Sunday, February 05, 2006

Oh There Goes Gravity

I've had my XM Satellite Radio now for over a year, and I have used it so much that it has paid for itself. Beside being able to listen to every game of all of my favorite baseball teams, the variety of music or news programs I can listen to simply blows "free radio" out of the water. I rarely even listen to "free radio" any more, but when I do it is painful. Listening to local rock stations is like listening to a broken record (I thought I didn't care for Pink Floyd before, but now thanks to 105.9 "The Rock's" ultra-saturation of the same songs, they make me ill, as does the John Boy and Billy morning show, which last week--during one of my rare tune-ins--waded into the semantic nonsense involved in defending the difference between "domestic" and "international" calls in the White House wire-tap controversy. If I want to suffer through that tripe I can just tune into "America Right" on my XM). So, I'm basically locked into XM now, and I cannot imagine a world without it.

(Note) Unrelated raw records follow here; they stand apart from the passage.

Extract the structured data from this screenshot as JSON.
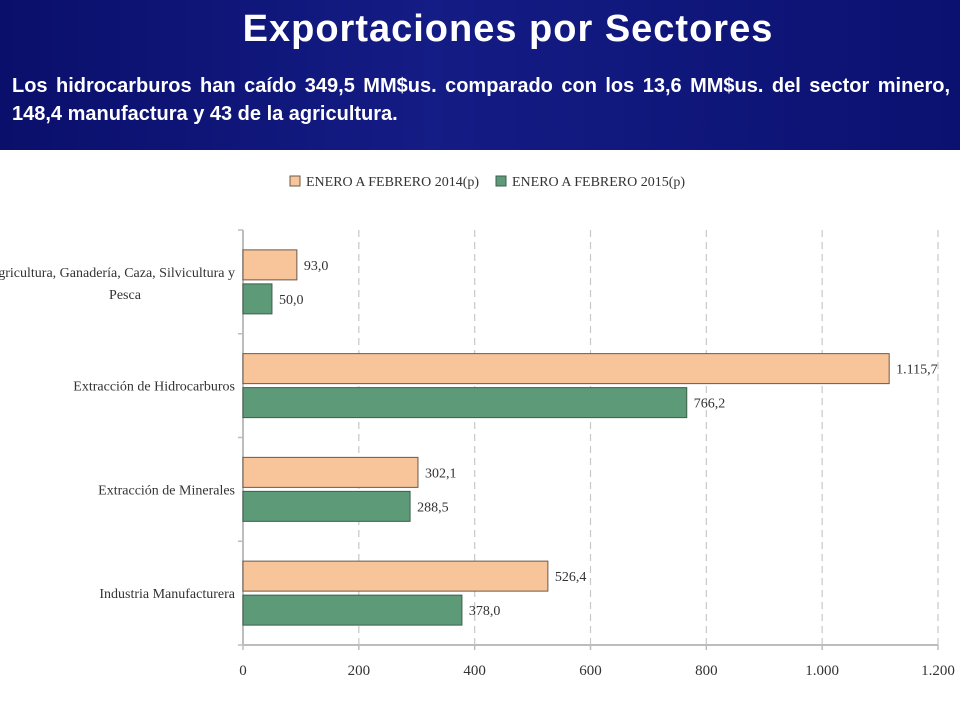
{
  "header": {
    "title": "Exportaciones por Sectores",
    "subtitle": "Los hidrocarburos han caído 349,5 MM$us. comparado con los 13,6 MM$us. del sector minero, 148,4 manufactura y 43 de la agricultura."
  },
  "colors": {
    "header_bg": "#0a0f6b",
    "series_2014": "#f8c49a",
    "series_2015": "#5c9a78"
  },
  "chart_data": {
    "type": "bar",
    "orientation": "horizontal",
    "categories": [
      [
        "Agricultura, Ganadería, Caza, Silvicultura y",
        "Pesca"
      ],
      [
        "Extracción de Hidrocarburos"
      ],
      [
        "Extracción de Minerales"
      ],
      [
        "Industria Manufacturera"
      ]
    ],
    "series": [
      {
        "name": "ENERO A FEBRERO 2014(p)",
        "values": [
          93.0,
          1115.7,
          302.1,
          526.4
        ],
        "labels": [
          "93,0",
          "1.115,7",
          "302,1",
          "526,4"
        ]
      },
      {
        "name": "ENERO A FEBRERO 2015(p)",
        "values": [
          50.0,
          766.2,
          288.5,
          378.0
        ],
        "labels": [
          "50,0",
          "766,2",
          "288,5",
          "378,0"
        ]
      }
    ],
    "xlim": [
      0,
      1200
    ],
    "xticks": [
      0,
      200,
      400,
      600,
      800,
      1000,
      1200
    ],
    "xtick_labels": [
      "0",
      "200",
      "400",
      "600",
      "800",
      "1.000",
      "1.200"
    ],
    "grid": "vertical dashed",
    "legend": "top"
  }
}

XM's only weakness is in its "TuneSelect" feature, which lets the listener store 20 artists (or songs); when one of them cues up on any XM station, the receiver prompts the listener to jump to that station. The TuneSelect feature is outstanding if there is a little-known blues song by some obscure Texas artist, for instance, that you want to hear again, but 20 artists seems a low number. What is worse is that XM only seems to play a limited number of songs of certain tuneselected artists. For example, I tuneselected Eminem for the duration of 2 or 3 months and heard only 3 or 4 different songs, but I had to listen to "When I'm Gone" about 20x more than any of the others. The same is not true for some of the other artists I tuneselected, but when it comes to Eminem, I feel like I'm listening to "free radio's" signature redundancy.

That's not a deal killer for me. XM still rules my airwaves.